Whether your council tax is going up or staying the same has become a postcode lottery.
The biggest percentage increase locally is from Bury St Edmunds Town Council whose tax bill will rise by £9.90 a year after the town council approved a 73.3 per cent rise. The town council’s Band D tax rises from £13.50 to £23.40.
The town council confirmed its precept at a meeting last Wednesday, at which it also discussed changes to the way its budget is used, including having ‘grant pots’ to target needs and increasing its councillors’ locality budgets from £1,000 to £2,500.
But Diane Hind questioned the need to increase locality budgets, which the council only introduced last year.
Council chairman Andrew Speed said: “The idea is to produce specific funds for the challenges in your ward that other wards may not have.”

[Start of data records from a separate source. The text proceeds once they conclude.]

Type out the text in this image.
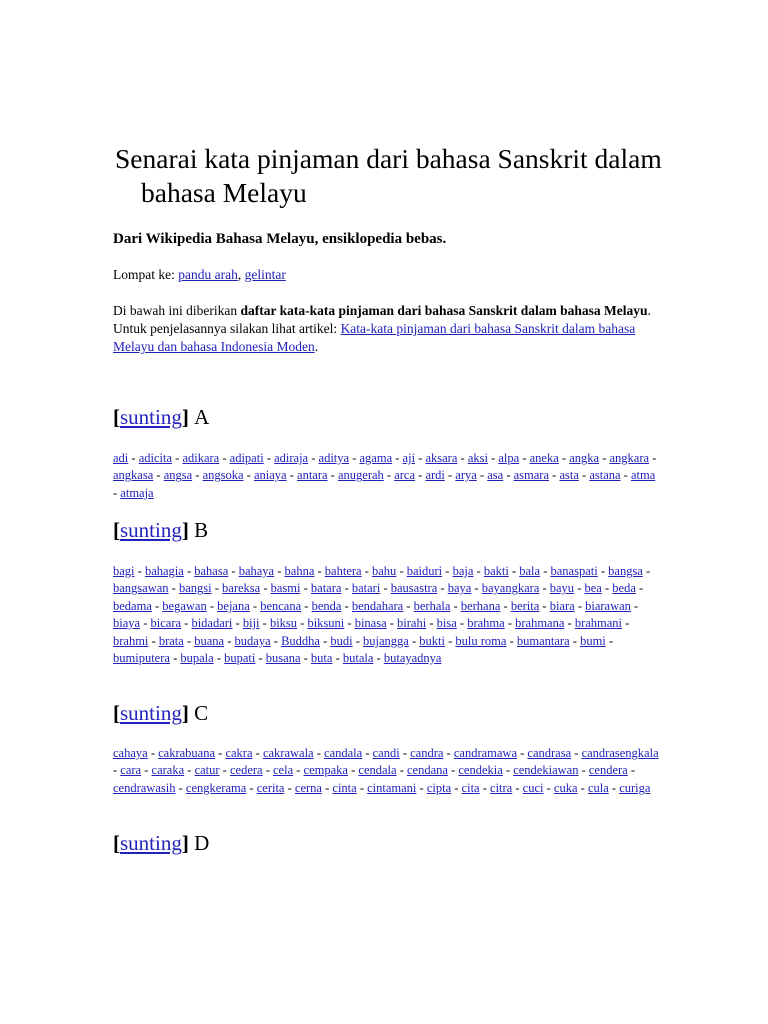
Senarai kata pinjaman dari bahasa Sanskrit dalam bahasa Melayu
Dari Wikipedia Bahasa Melayu, ensiklopedia bebas.
Lompat ke: pandu arah, gelintar
Di bawah ini diberikan daftar kata-kata pinjaman dari bahasa Sanskrit dalam bahasa Melayu. Untuk penjelasannya silakan lihat artikel: Kata-kata pinjaman dari bahasa Sanskrit dalam bahasa Melayu dan bahasa Indonesia Moden.
[sunting] A

adi - adicita - adikara - adipati - adiraja - aditya - agama - aji - aksara - aksi - alpa - aneka - angka - angkara - angkasa - angsa - angsoka - aniaya - antara - anugerah - arca - ardi - arya - asa - asmara - asta - astana - atma - atmaja

[sunting] B

bagi - bahagia - bahasa - bahaya - bahna - bahtera - bahu - baiduri - baja - bakti - bala - banaspati - bangsa - bangsawan - bangsi - bareksa - basmi - batara - batari - bausastra - baya - bayangkara - bayu - bea - beda - bedama - begawan - bejana - bencana - benda - bendahara - berhala - berhana - berita - biara - biarawan - biaya - bicara - bidadari - biji - biksu - biksuni - binasa - birahi - bisa - brahma - brahmana - brahmani - brahmi - brata - buana - budaya - Buddha - budi - bujangga - bukti - bulu roma - bumantara - bumi - bumiputera - bupala - bupati - busana - buta - butala - butayadnya

[sunting] C

cahaya - cakrabuana - cakra - cakrawala - candala - candi - candra - candramawa - candrasa - candrasengkala - cara - caraka - catur - cedera - cela - cempaka - cendala - cendana - cendekia - cendekiawan - cendera - cendrawasih - cengkerama - cerita - cerna - cinta - cintamani - cipta - cita - citra - cuci - cuka - cula - curiga

[sunting] D
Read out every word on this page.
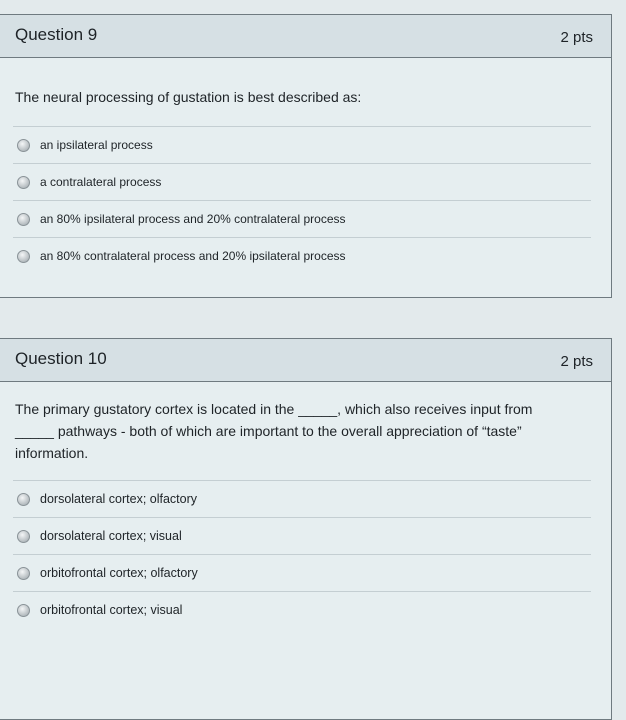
Question 9	2 pts
The neural processing of gustation is best described as:
an ipsilateral process
a contralateral process
an 80% ipsilateral process and 20% contralateral process
an 80% contralateral process and 20% ipsilateral process
Question 10	2 pts
The primary gustatory cortex is located in the _____, which also receives input from _____ pathways - both of which are important to the overall appreciation of “taste” information.
dorsolateral cortex; olfactory
dorsolateral cortex; visual
orbitofrontal cortex; olfactory
orbitofrontal cortex; visual
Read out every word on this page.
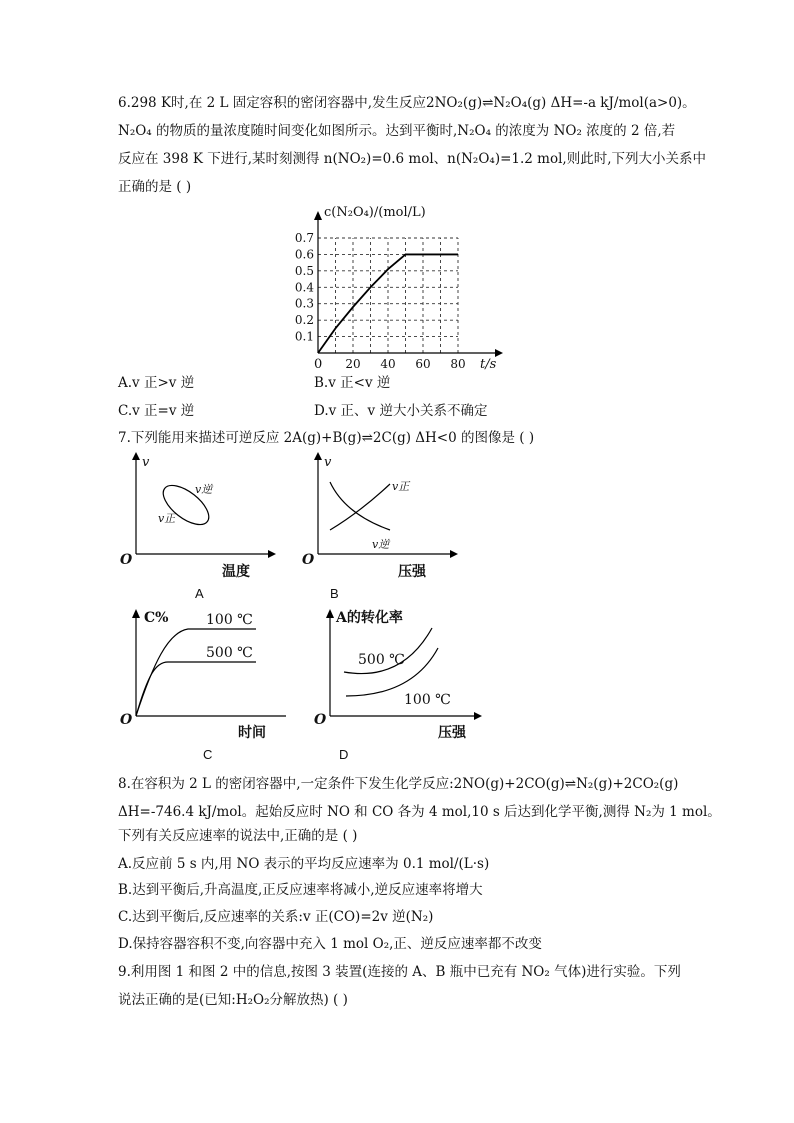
6.298 K时,在 2 L 固定容积的密闭容器中,发生反应2NO₂(g)⇌N₂O₄(g) ΔH=-a kJ/mol(a>0)。
N₂O₄ 的物质的量浓度随时间变化如图所示。达到平衡时,N₂O₄ 的浓度为 NO₂ 浓度的 2 倍,若
反应在 398 K 下进行,某时刻测得 n(NO₂)=0.6 mol、n(N₂O₄)=1.2 mol,则此时,下列大小关系中
正确的是 ( )
c(N₂O₄)/(mol/L)
t/s
0 20 40 60 80
0.1
0.2
0.3
0.4
0.5
0.6
0.7
A.v 正>v 逆	B.v 正<v 逆
C.v 正=v 逆	D.v 正、v 逆大小关系不确定
7.下列能用来描述可逆反应 2A(g)+B(g)⇌2C(g) ΔH<0 的图像是 ( )
v
O
温度
v逆
v正
A
v
O
压强
v正
v逆
B
C%
O
时间
100 ℃
500 ℃
C
A的转化率
O
压强
500 ℃
100 ℃
D
8.在容积为 2 L 的密闭容器中,一定条件下发生化学反应:2NO(g)+2CO(g)⇌N₂(g)+2CO₂(g)
ΔH=-746.4 kJ/mol。起始反应时 NO 和 CO 各为 4 mol,10 s 后达到化学平衡,测得 N₂为 1 mol。
下列有关反应速率的说法中,正确的是 ( )
A.反应前 5 s 内,用 NO 表示的平均反应速率为 0.1 mol/(L·s)
B.达到平衡后,升高温度,正反应速率将减小,逆反应速率将增大
C.达到平衡后,反应速率的关系:v 正(CO)=2v 逆(N₂)
D.保持容器容积不变,向容器中充入 1 mol O₂,正、逆反应速率都不改变
9.利用图 1 和图 2 中的信息,按图 3 装置(连接的 A、B 瓶中已充有 NO₂ 气体)进行实验。下列
说法正确的是(已知:H₂O₂分解放热) ( )
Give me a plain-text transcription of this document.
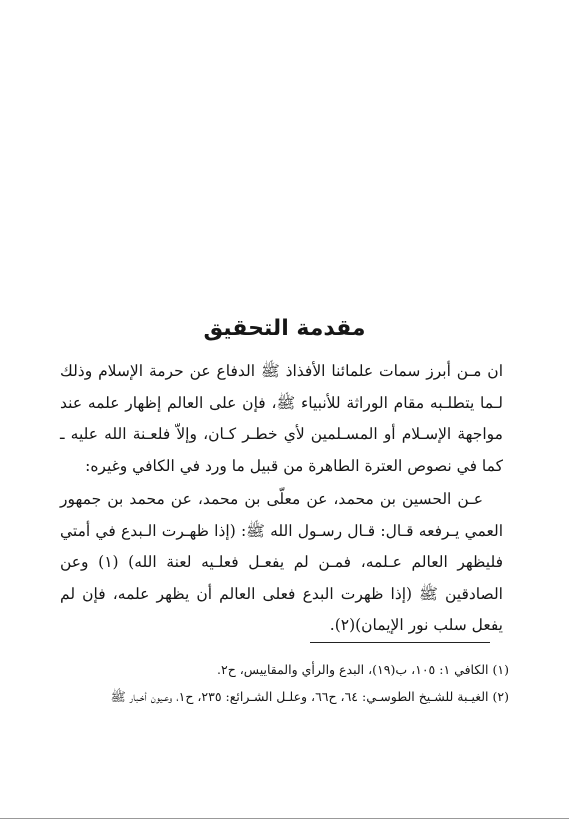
مقدمة التحقيق

ان مـن أبرز سمات علمائنا الأفذاذ ﷺ الدفاع عن حرمة الإسلام وذلك لـما يتطلـبه مقام الوراثة للأنبياء ﷺ، فإن على العالم إظهار علمه عند مواجهة الإسـلام أو المسـلمين لأي خطـر كـان، وإلاّ فلعـنة الله عليه ـ كما في نصوص العترة الطاهرة من قبيل ما ورد في الكافي وغيره:

عـن الحسين بن محمد، عن معلّى بن محمد، عن محمد بن جمهور العمي يـرفعه قـال: قـال رسـول الله ﷺ: (إذا ظهـرت الـبدع في أمتي فليظهر العالم عـلمه، فمـن لم يفعـل فعلـيه لعنة الله) (١) وعن الصادقين ﷺ (إذا ظهرت البدع فعلى العالم أن يظهر علمه، فإن لم يفعل سلب نور الإيمان)(٢).

(١) الكافي ١: ١٠٥، ب(١٩)، البدع والرأي والمقاييس، ح٢.
(٢) الغيـبة للشـيخ الطوسـي: ٦٤، ح٦٦، وعلـل الشـرائع: ٢٣٥، ح١، وعـيون أخـبار ﷺ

Rod Barrett argued it was better to have money available than to find projects ‘then take four years to find the money’.
The new budget also sees the town council using £30,000 of its reserves, which stand at £135,000 though £45,000 is committed to projects.
In addition, St Edmundsbury Borough Council is proposing its first increase in six years at 1.99 per cent, adding £3.49 to the £175.23 band D tax.
St Edmundsbury’s budget is considered by its cabinet next Tuesday and full council on February 23. As well as the tax increase, it plans spending cuts to clear a predicted budget gap of £1.9 million. If it asked for more than two per cent – for example, the six per cent to cover not charging for brown bin emptying –it would need a referendum.
However, Norfolk County Council can avoid that with its proposed 3.99 per cent because it includes a two per cent ‘social care levy’ which the chancellor has allowed, If approved by Norfolk’s Policy and Resources Committee on Monday it will be their first rise for five years and will add £45.72 a year to Band D tax.
Suffolk County Council announced two weeks ago that it plans to use the two per cent social care levy to raise its Band D tax by £22.50.
But Forest Heath residents get the good news that the district plans to freeze its council tax share for the seventh year running, if its cabinet agrees on Wednesday and the full council approves it on February 24.